PERDENİN ARDINDA İKİ YALNIZ BAKIŞ
Köyün kadınlarından biri o gün Ödemişin pazarına gitmişti. Onunla tanışamadık ancak yılların eskitemediği bir çiftle rastlaştık. İbrahim dede ve eşi Mürüvvet teyze balkonlarından selam verdiler bize. Ardından duygularını dile getirdiler: Kahve açıldığında hemen buraya geliyoruz. Çayımızı içip sohbet ediyoruz. Köyde üç kadın vardı. Biri bu sene ölünce iki kadın kaldık. Kahveye gelen tek kadın benim. İkindiye kadar kahvede insanlarla sohbet ediyorum, sonra da evime dönüyorum. Bir şeye ihtiyacım olduğunda Mehmete telefon ediyoruz, getiriyor. Canımız çay çekince gelip çay içiyoruz. Köyde insan olmadığı için canımız sıkılıyor. Buraya gelip Mehmet ile sohbet ediyoruz. Şebeke çekmediği için Lübbeyde telefonla ilgilenmek imkansız.
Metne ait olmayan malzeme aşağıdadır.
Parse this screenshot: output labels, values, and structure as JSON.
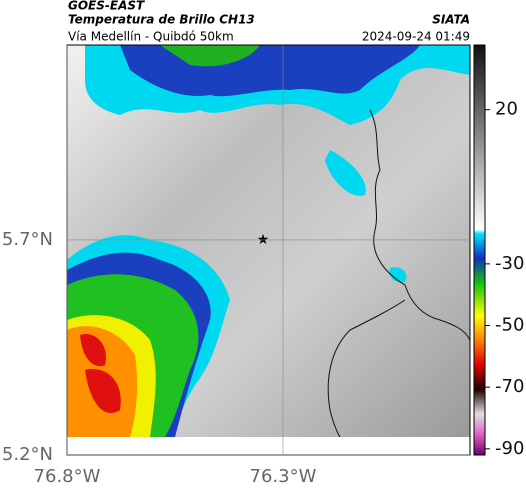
{
  "header": {
    "source": "GOES-EAST",
    "title": "Temperatura de Brillo CH13",
    "brand": "SIATA",
    "subtitle": "Vía Medellín - Quibdó 50km",
    "timestamp": "2024-09-24 01:49"
  },
  "map": {
    "xlim": [
      -76.8,
      -75.867
    ],
    "ylim": [
      5.2,
      6.153
    ],
    "xticks": [
      {
        "value": -76.8,
        "label": "76.8°W"
      },
      {
        "value": -76.3,
        "label": "76.3°W"
      }
    ],
    "yticks": [
      {
        "value": 5.2,
        "label": "5.2°N"
      },
      {
        "value": 5.7,
        "label": "5.7°N"
      }
    ]
  },
  "colorbar": {
    "lim": [
      -92,
      41
    ],
    "ticks": [
      20,
      -30,
      -50,
      -70,
      -90
    ]
  }
}
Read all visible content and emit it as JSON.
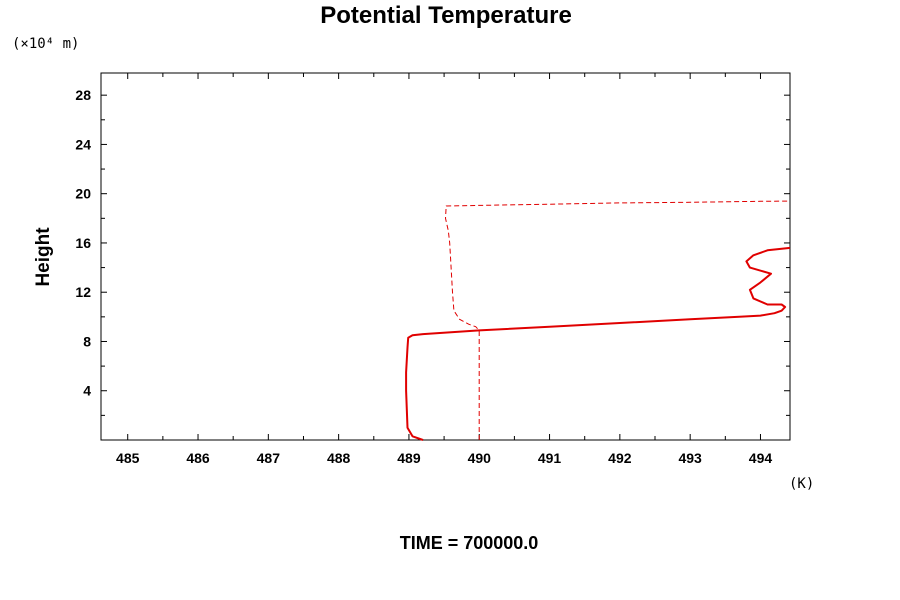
{
  "chart_data": {
    "type": "line",
    "title": "Potential Temperature",
    "ylabel": "Height",
    "y_unit_label": "(×10⁴ m)",
    "x_unit_label": "(K)",
    "footer": "TIME = 700000.0",
    "xlim": [
      484.62,
      494.42
    ],
    "ylim": [
      0,
      29.8
    ],
    "x_ticks": [
      "485",
      "486",
      "487",
      "488",
      "489",
      "490",
      "491",
      "492",
      "493",
      "494"
    ],
    "y_ticks": [
      "4",
      "8",
      "12",
      "16",
      "20",
      "24",
      "28"
    ],
    "grid": false,
    "colors": {
      "series": "#e00000",
      "axis": "#000000"
    },
    "series": [
      {
        "style": "solid",
        "x": [
          489.2,
          489.05,
          488.98,
          488.97,
          488.96,
          488.96,
          488.97,
          488.98,
          488.99,
          489.05,
          489.2,
          490.0,
          491.0,
          492.0,
          493.0,
          493.7,
          494.0,
          494.2,
          494.3,
          494.35,
          494.3,
          494.1,
          493.9,
          493.85,
          494.0,
          494.15,
          493.85,
          493.8,
          493.9,
          494.1,
          494.42
        ],
        "y": [
          0.0,
          0.3,
          1.0,
          2.5,
          4.0,
          5.5,
          6.5,
          7.5,
          8.3,
          8.5,
          8.6,
          8.9,
          9.2,
          9.5,
          9.8,
          10.0,
          10.1,
          10.3,
          10.5,
          10.8,
          11.0,
          11.0,
          11.5,
          12.2,
          12.8,
          13.5,
          14.0,
          14.5,
          15.0,
          15.4,
          15.6
        ]
      },
      {
        "style": "dashed",
        "x": [
          490.0,
          490.0,
          490.0,
          490.0,
          489.95,
          489.85,
          489.72,
          489.64,
          489.62,
          489.6,
          489.58,
          489.56,
          489.54,
          489.52,
          489.53,
          490.0,
          491.0,
          492.0,
          493.0,
          494.0,
          494.42
        ],
        "y": [
          0.0,
          3.0,
          6.0,
          8.9,
          9.2,
          9.4,
          9.8,
          10.5,
          12.0,
          14.0,
          16.0,
          17.0,
          17.5,
          18.0,
          19.0,
          19.05,
          19.15,
          19.25,
          19.3,
          19.38,
          19.4
        ]
      }
    ]
  }
}
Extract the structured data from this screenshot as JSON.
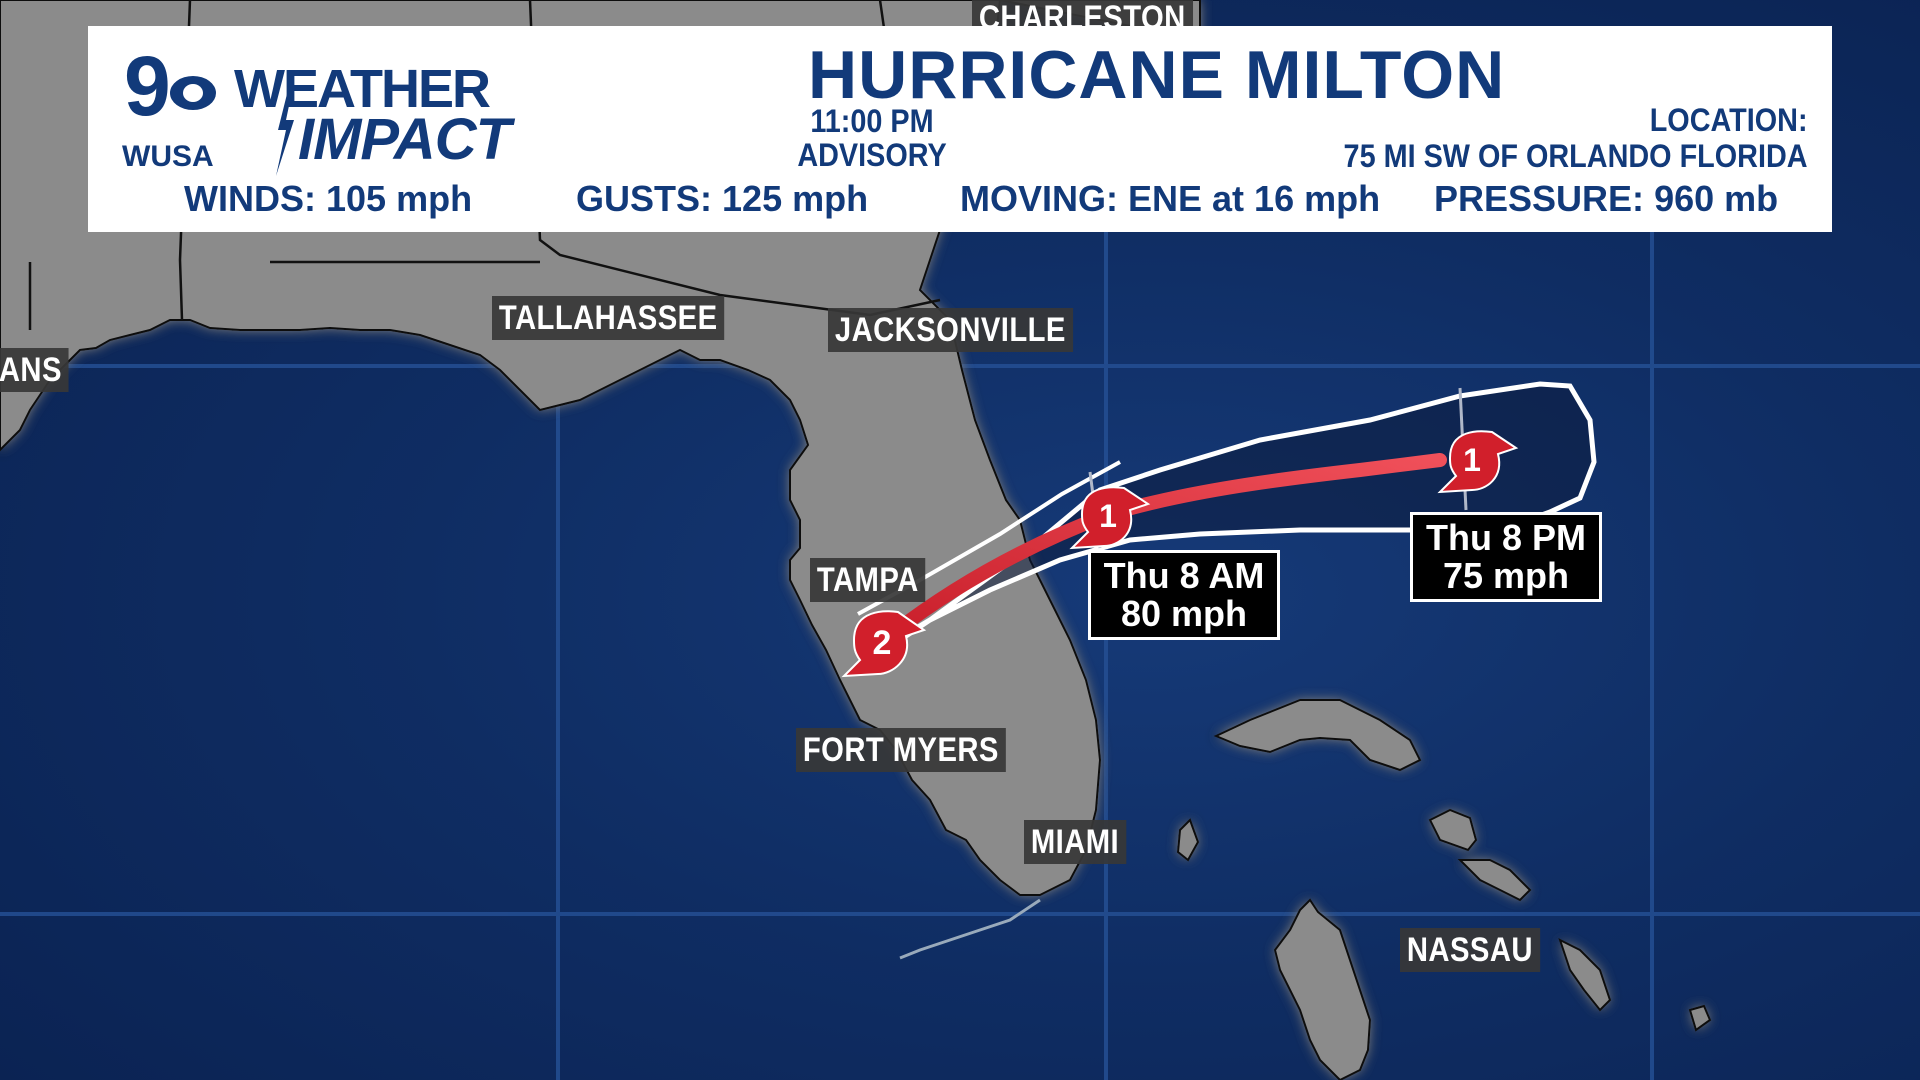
{
  "brand": {
    "channel_number": "9",
    "station": "WUSA",
    "logo_word_1": "WEATHER",
    "logo_word_2": "IMPACT",
    "color_primary": "#123a7a"
  },
  "advisory": {
    "storm_name": "HURRICANE MILTON",
    "time_line_1": "11:00 PM",
    "time_line_2": "ADVISORY",
    "location_label": "LOCATION:",
    "location_value": "75 MI SW OF ORLANDO FLORIDA"
  },
  "stats": [
    {
      "label": "WINDS:",
      "value": "105 mph"
    },
    {
      "label": "GUSTS:",
      "value": "125 mph"
    },
    {
      "label": "MOVING:",
      "value": "ENE at 16 mph"
    },
    {
      "label": "PRESSURE:",
      "value": "960 mb"
    }
  ],
  "cities": {
    "charleston": "CHARLESTON",
    "tallahassee": "TALLAHASSEE",
    "jacksonville": "JACKSONVILLE",
    "new_orleans_partial": "ANS",
    "tampa": "TAMPA",
    "fort_myers": "FORT MYERS",
    "miami": "MIAMI",
    "nassau": "NASSAU"
  },
  "track": {
    "points": [
      {
        "category": "2"
      },
      {
        "category": "1"
      },
      {
        "category": "1"
      }
    ],
    "forecasts": [
      {
        "time": "Thu 8 AM",
        "wind": "80 mph"
      },
      {
        "time": "Thu 8 PM",
        "wind": "75 mph"
      }
    ],
    "cone_color": "#ffffff",
    "track_color": "#e8343e",
    "land_color": "#8a8a8a",
    "ocean_color": "#0f2d63"
  }
}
Burada yaşayanların belki akıllı telefonları yok ve belki dünyada olup bitenlerden çoğu zaman habersizler ama bizden çok daha mutlular diyemiyoruz. Çünkü böyle bir yaşamı onlar da istemiyor. İstedikleri ise köylerinin daha iyi şartlara sahip olması. Ve restore edilecek olan 48 yapının acilen ayağa kaldırılması. Aksi halde Lübbeyden geriye sadece bir taş yığını kalacak.